"You're going to sing now?" The question is both sardonic and exasperated, and it reflects the attitude of the audience in that moment. Basmati Blues is an odd duck and certainly an experience for which exasperation feels like an authentic response. The rule of the musical - or, at least, the implied rule - is that characters should break into song when they cannot express how they feel through speech. In this movie, characters break into song because the screenplay requires it, so the question makes more sense than screenwriters Danny Baron (who also directed) and Jeff Dorchen likely intended.
It's an act of breaking the fourth wall in two respects: The character is acknowledging what should be an expressive choice outside her control, and she is also acknowledging an audience who likewise find it hard to believe that the other character is going to sing right now. After all, this is the story of a scientist who has traveled to India to introduce a genetically modified grain of rice into the population. It's a rather alarming story, steeped in a lot of baggy political maneuvering and subsequent commentary on colonialism that seems at odds with the tone and editorial rhythms, which are apparently meant to emulate those of Bollywood.
The attempt is fine on the face of it, and it helps that the scientist, Linda Watt, is played by Brie Larson, an actress of seemingly endless charisma whose efforts to bring her character to life unintentionally make the character come off a bit too strong. She works for Mogil, a not-at-all-ironically-named laboratory (led by Donald Sutherland and Tyne Daly as the company's president and vice president) that has created a grain of rice no longer in seed form. The farmers in India who are currently fighting an infestation of bacteria that could sweep through their crops, for which Rajit (Utkarsh Ambudkar) has found a solution that no one else takes seriously, will unwittingly have to pay for the privilege of using this new grain. Linda becomes a pawn in that scheme, all the while growing fonder of the people she meets - particularly Rajit.

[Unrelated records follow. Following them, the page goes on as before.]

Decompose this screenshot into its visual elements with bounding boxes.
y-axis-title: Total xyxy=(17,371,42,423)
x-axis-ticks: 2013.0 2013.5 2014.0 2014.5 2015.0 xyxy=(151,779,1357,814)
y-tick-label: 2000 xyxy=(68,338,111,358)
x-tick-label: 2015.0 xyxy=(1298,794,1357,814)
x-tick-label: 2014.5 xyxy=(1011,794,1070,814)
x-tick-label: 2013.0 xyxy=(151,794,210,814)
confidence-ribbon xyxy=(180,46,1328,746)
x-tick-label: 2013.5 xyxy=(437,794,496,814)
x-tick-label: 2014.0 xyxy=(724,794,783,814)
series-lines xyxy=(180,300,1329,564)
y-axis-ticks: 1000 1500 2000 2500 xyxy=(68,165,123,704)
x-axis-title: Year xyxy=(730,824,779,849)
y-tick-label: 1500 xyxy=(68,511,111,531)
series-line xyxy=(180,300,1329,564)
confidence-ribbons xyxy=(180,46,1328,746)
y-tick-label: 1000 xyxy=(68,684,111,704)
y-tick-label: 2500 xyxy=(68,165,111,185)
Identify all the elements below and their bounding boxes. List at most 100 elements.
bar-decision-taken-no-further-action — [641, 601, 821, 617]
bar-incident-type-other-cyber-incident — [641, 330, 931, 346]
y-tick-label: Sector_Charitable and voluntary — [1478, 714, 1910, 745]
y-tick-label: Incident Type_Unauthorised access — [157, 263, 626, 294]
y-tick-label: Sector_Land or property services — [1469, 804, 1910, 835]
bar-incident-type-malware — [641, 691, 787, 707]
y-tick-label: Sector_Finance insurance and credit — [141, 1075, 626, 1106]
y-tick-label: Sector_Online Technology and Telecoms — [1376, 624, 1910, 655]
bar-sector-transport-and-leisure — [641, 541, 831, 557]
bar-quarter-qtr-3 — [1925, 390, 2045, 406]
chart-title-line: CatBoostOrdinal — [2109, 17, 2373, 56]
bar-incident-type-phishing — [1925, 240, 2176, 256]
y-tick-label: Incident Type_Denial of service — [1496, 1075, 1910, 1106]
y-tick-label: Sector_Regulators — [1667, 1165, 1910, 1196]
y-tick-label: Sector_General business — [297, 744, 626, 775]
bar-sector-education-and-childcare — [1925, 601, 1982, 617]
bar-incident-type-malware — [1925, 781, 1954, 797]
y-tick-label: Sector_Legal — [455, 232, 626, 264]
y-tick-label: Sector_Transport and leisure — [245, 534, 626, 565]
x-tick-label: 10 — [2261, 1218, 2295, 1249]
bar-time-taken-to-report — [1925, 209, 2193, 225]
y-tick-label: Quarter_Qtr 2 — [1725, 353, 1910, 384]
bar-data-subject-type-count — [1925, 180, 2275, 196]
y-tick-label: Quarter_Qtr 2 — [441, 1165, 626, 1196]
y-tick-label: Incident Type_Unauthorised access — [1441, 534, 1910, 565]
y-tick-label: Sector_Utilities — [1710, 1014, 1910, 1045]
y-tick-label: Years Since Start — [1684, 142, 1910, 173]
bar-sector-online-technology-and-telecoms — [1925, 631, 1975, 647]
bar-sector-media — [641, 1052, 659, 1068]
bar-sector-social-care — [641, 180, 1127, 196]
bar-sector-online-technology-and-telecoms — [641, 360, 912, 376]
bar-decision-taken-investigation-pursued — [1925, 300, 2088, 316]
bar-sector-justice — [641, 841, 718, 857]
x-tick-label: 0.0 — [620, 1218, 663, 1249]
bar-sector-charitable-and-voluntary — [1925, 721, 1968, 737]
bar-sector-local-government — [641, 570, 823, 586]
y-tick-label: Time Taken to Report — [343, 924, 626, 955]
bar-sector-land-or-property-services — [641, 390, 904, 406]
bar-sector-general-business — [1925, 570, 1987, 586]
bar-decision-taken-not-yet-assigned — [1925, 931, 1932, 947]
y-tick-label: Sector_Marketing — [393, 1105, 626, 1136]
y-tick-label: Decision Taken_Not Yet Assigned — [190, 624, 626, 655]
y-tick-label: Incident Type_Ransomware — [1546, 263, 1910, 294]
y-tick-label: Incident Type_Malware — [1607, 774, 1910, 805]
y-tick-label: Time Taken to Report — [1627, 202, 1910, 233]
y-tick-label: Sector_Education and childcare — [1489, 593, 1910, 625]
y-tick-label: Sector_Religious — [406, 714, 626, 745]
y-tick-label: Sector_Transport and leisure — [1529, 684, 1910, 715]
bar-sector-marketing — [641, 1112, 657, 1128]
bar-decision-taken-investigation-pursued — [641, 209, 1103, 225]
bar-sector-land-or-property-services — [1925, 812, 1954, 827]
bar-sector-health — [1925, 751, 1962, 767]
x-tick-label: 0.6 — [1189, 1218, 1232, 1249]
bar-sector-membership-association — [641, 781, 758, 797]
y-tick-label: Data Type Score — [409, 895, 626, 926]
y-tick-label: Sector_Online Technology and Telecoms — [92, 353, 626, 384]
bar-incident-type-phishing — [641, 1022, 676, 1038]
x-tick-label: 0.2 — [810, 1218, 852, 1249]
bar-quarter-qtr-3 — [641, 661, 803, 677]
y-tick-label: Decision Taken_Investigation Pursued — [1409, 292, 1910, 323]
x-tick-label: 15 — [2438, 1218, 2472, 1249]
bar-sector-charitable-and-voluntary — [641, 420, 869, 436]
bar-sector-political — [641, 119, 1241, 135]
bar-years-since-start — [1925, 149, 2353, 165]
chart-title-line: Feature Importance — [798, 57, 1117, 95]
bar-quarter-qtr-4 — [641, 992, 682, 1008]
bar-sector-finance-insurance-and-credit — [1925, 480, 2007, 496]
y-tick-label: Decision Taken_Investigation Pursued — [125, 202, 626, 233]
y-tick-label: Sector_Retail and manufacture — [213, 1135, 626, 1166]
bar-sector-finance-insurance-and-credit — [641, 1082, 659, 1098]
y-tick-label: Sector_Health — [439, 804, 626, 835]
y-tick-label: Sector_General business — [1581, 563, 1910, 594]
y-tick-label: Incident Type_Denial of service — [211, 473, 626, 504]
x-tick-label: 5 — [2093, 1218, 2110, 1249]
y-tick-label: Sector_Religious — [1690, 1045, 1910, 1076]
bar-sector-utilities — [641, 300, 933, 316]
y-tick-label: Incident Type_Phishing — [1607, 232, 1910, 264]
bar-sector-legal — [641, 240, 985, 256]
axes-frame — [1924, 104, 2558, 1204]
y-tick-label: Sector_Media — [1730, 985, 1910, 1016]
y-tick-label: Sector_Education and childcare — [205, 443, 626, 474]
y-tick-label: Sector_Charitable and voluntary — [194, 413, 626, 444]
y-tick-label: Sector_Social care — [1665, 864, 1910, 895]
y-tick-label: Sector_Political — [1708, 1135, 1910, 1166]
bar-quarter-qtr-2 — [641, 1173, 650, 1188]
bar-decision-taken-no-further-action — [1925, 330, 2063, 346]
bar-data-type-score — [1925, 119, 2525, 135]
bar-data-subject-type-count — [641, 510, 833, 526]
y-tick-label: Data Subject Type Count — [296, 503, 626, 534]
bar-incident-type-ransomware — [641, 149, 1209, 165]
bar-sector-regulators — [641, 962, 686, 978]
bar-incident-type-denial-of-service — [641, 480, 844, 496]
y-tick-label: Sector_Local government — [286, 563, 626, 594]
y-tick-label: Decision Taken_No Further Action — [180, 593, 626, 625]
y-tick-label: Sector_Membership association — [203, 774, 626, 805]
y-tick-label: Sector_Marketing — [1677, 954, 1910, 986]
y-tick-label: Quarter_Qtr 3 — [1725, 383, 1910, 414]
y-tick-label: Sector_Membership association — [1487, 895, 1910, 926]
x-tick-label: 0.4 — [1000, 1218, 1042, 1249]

There's a bit more (too much, really) where all this comes from, and the film's thin frame cannot support all of it. The political angle is too weakly developed, with Sutherland's Gurgon only needing to twirl his mustache to be a more cartoonish villain (It even ends with a halfhearted chase onto a train). The songs are pleasantly mediocre, essentially blurring together into a mush of generic, Hindi-infused pop. The romance between Linda and Rajit is the usual song-and-dance (Pardon the pun) of will-they-or-won't-they tension. Yet as airless as Basmati Blues is, there is a go-getter charm that makes it impossible to hate. With more conviction, it might have leapt off the screen. Until then, we have this whisper of what could be.
Brie Larson (Linda), Utkarsh Ambudkar (Rajit), Saahil Sehgal (William), Donald Sutherland (Gurgon), Scott Bakula (Eric), Tyne Daly (Evelyn).
Directed by Danny Baron and written by Baron and Jeff Dorchen.
No MPAA rating.
Released in select cities on February 9, 2018.